Poor winter weather drove UK retail sales down by 1.8% between December and January, the sharpest drop in 18 months, official figures have shown.

The fall was more than three times faster than analysts had forecast.

However the figures were weighed down by the inclusion of petrol in the official figures for the first time as drivers stayed at home in the snow.

The data, from the Office for National Statistics, adds to concerns about the fragility of the UK economic recovery.

Sales by value were up 0.9% from January 2009.

January's retail sales figures round off a pretty awful week for news on the UK economy
Jonathan Loynes
Capital Economics

Fuel sales slipped by 11.1% on the month. When the impact of car fuel sales was stripped out, overall retail sales fell by 1.2%.

Food sales fell by 2.4%, but the ONS said the cold weather had boosted sales of clothing.

'Double-dip' risk

The period covers the first month since Value Added tax (VAT) returned to 17.5% after a temporary drop to 15%.

This is thought to have brought some sales forward to December, thereby hurting the January figures.

The data follows on from news that UK inflation had accelerated to 3.5%, that the government borrowed another £4.3bn in January to plug the growing hole in the UK's finances and there had been an unexpected rise in people claiming Jobseeker's Allowance.

"January's retail sales figures round off a pretty awful week for news on the UK economy," said Jonathan Loynes, chief European economist at Capital Economics.

"Of course, we knew the January sales figures would be bad after the VAT rise and bad weather. But the drop is even worse than the retail surveys had suggested."
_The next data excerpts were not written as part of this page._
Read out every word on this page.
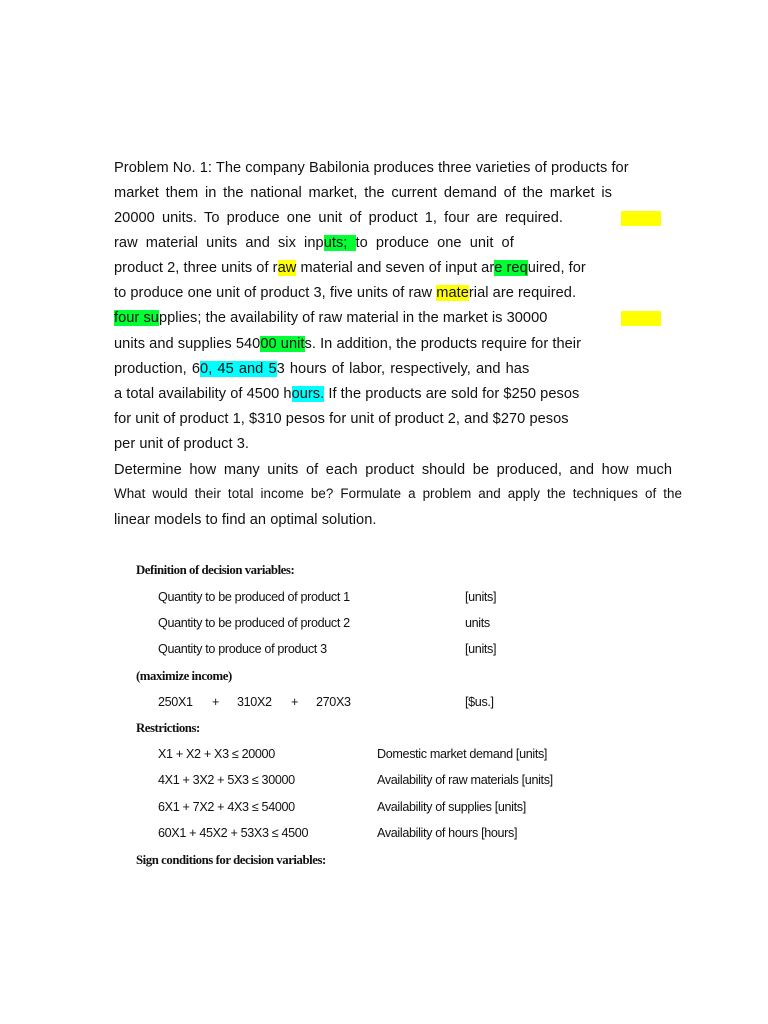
Problem No. 1: The company Babilonia produces three varieties of products for
market them in the national market, the current demand of the market is
20000 units. To produce one unit of product 1, four are required.
raw material units and six inputs; to produce one unit of
product 2, three units of raw material and seven of input are required, for
to produce one unit of product 3, five units of raw material are required.
four supplies; the availability of raw material in the market is 30000
units and supplies 54000 units. In addition, the products require for their
production, 60, 45 and 53 hours of labor, respectively, and has
a total availability of 4500 hours. If the products are sold for $250 pesos
for unit of product 1, $310 pesos for unit of product 2, and $270 pesos
per unit of product 3.
Determine how many units of each product should be produced, and how much
What would their total income be? Formulate a problem and apply the techniques of the
linear models to find an optimal solution.
Definition of decision variables:
Quantity to be produced of product 1	[units]
Quantity to be produced of product 2	units
Quantity to produce of product 3	[units]
(maximize income)
250X1 + 310X2 + 270X3	[$us.]
Restrictions:
X1 + X2 + X3 ≤ 20000	Domestic market demand [units]
4X1 + 3X2 + 5X3 ≤ 30000	Availability of raw materials [units]
6X1 + 7X2 + 4X3 ≤ 54000	Availability of supplies [units]
60X1 + 45X2 + 53X3 ≤ 4500	Availability of hours [hours]
Sign conditions for decision variables:
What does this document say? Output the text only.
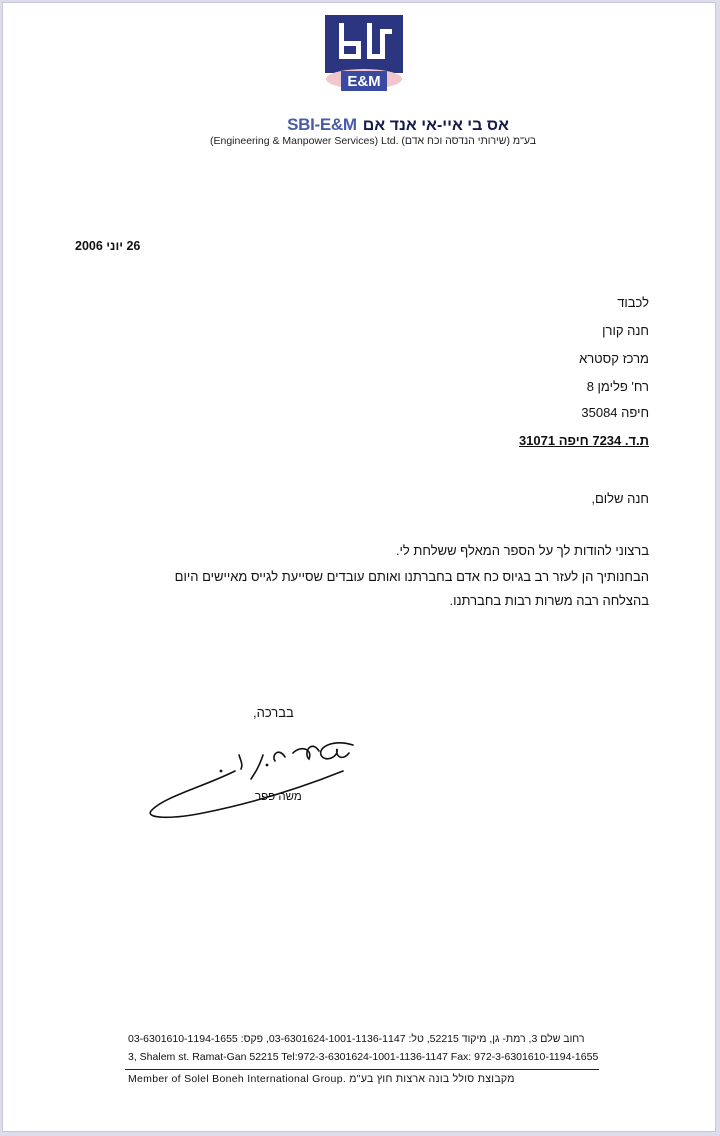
E&M
SBI-E&M אס בי איי-אי אנד אם
(Engineering & Manpower Services) Ltd. (שירותי הנדסה וכח אדם) בע"מ
26 יוני 2006
לכבוד
חנה קורן
מרכז קסטרא
רח' פלימן 8
חיפה 35084
ת.ד. 7234 חיפה 31071
חנה שלום,
ברצוני להודות לך על הספר המאלף ששלחת לי.
הבחנותיך הן לעזר רב בגיוס כח אדם בחברתנו ואותם עובדים שסייעת לגייס מאיישים היום
בהצלחה רבה משרות רבות בחברתנו.
בברכה,
משה פפר
רחוב שלם 3, רמת- גן, מיקוד 52215, טל: 03-6301624-1001-1136-1147, פקס: 03-6301610-1194-1655
3, Shalem st. Ramat-Gan 52215 Tel:972-3-6301624-1001-1136-1147 Fax: 972-3-6301610-1194-1655
Member of Solel Boneh International Group. מקבוצת סולל בונה ארצות חוץ בע"מ
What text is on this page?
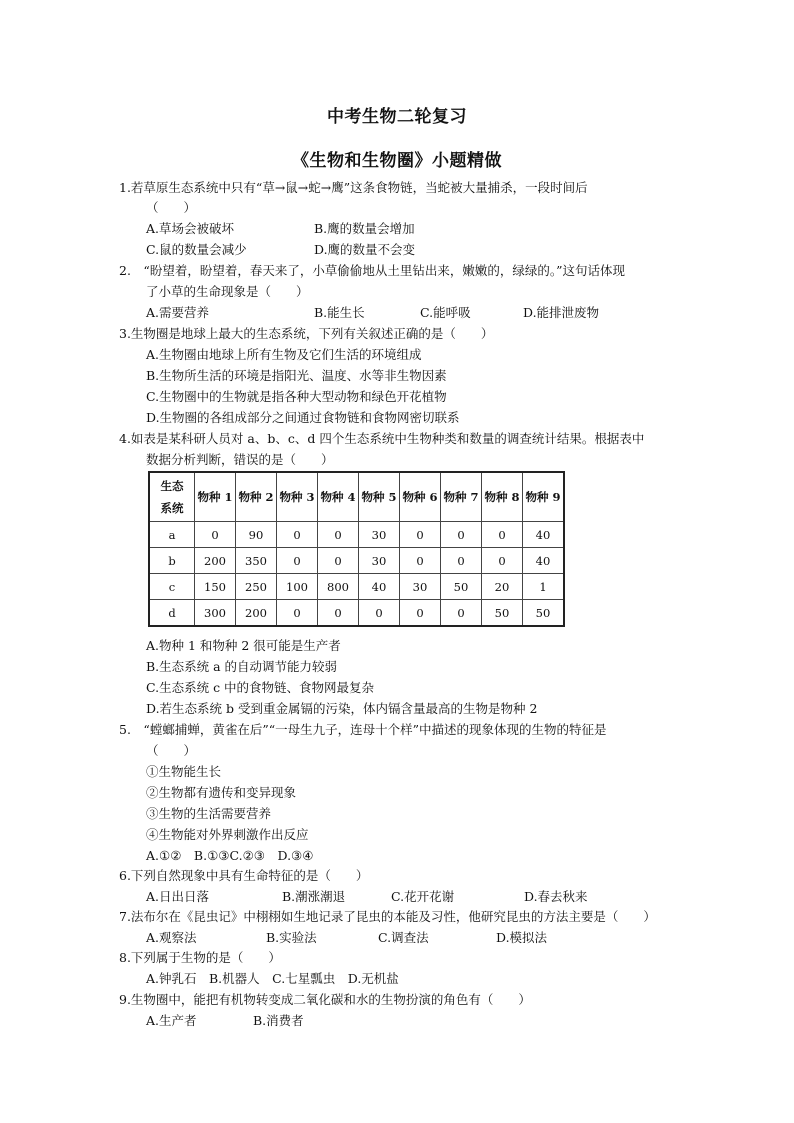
中考生物二轮复习
《生物和生物圈》小题精做
1.若草原生态系统中只有“草→鼠→蛇→鹰”这条食物链，当蛇被大量捕杀，一段时间后
（　　）
A.草场会被破坏	B.鹰的数量会增加
C.鼠的数量会减少	D.鹰的数量不会变
2.　“盼望着，盼望着，春天来了，小草偷偷地从土里钻出来，嫩嫩的，绿绿的。”这句话体现
了小草的生命现象是（　　）
A.需要营养	B.能生长	C.能呼吸	D.能排泄废物
3.生物圈是地球上最大的生态系统，下列有关叙述正确的是（　　）
A.生物圈由地球上所有生物及它们生活的环境组成
B.生物所生活的环境是指阳光、温度、水等非生物因素
C.生物圈中的生物就是指各种大型动物和绿色开花植物
D.生物圈的各组成部分之间通过食物链和食物网密切联系
4.如表是某科研人员对 a、b、c、d 四个生态系统中生物种类和数量的调查统计结果。根据表中
数据分析判断，错误的是（　　）
生态
系统	物种 1	物种 2	物种 3	物种 4	物种 5	物种 6	物种 7	物种 8	物种 9
a	0	90	0	0	30	0	0	0	40
b	200	350	0	0	30	0	0	0	40
c	150	250	100	800	40	30	50	20	1
d	300	200	0	0	0	0	0	50	50
A.物种 1 和物种 2 很可能是生产者
B.生态系统 a 的自动调节能力较弱
C.生态系统 c 中的食物链、食物网最复杂
D.若生态系统 b 受到重金属镉的污染，体内镉含量最高的生物是物种 2
5.　“螳螂捕蝉，黄雀在后”“一母生九子，连母十个样”中描述的现象体现的生物的特征是
（　　）
①生物能生长
②生物都有遗传和变异现象
③生物的生活需要营养
④生物能对外界刺激作出反应
A.①②　B.①③C.②③　D.③④
6.下列自然现象中具有生命特征的是（　　）
A.日出日落	B.潮涨潮退	C.花开花谢	D.春去秋来
7.法布尔在《昆虫记》中栩栩如生地记录了昆虫的本能及习性，他研究昆虫的方法主要是（　　）
A.观察法	B.实验法	C.调查法	D.模拟法
8.下列属于生物的是（　　）
A.钟乳石　B.机器人　C.七星瓢虫　D.无机盐
9.生物圈中，能把有机物转变成二氧化碳和水的生物扮演的角色有（　　）
A.生产者	B.消费者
He added that sales could bounce back in the coming months - but that as people's wages grew only slowly and prices roses, spending growth was likely to slow.

"At the very least, these numbers provide a very weak platform for sales in the first quarter of this year and therefore raise the chances that the economy may succumb to a double-dip (recession)," Mr Loynes said.

The so-called 'double dip' refers to an economy in recession returning to growth, then quickly contracting again.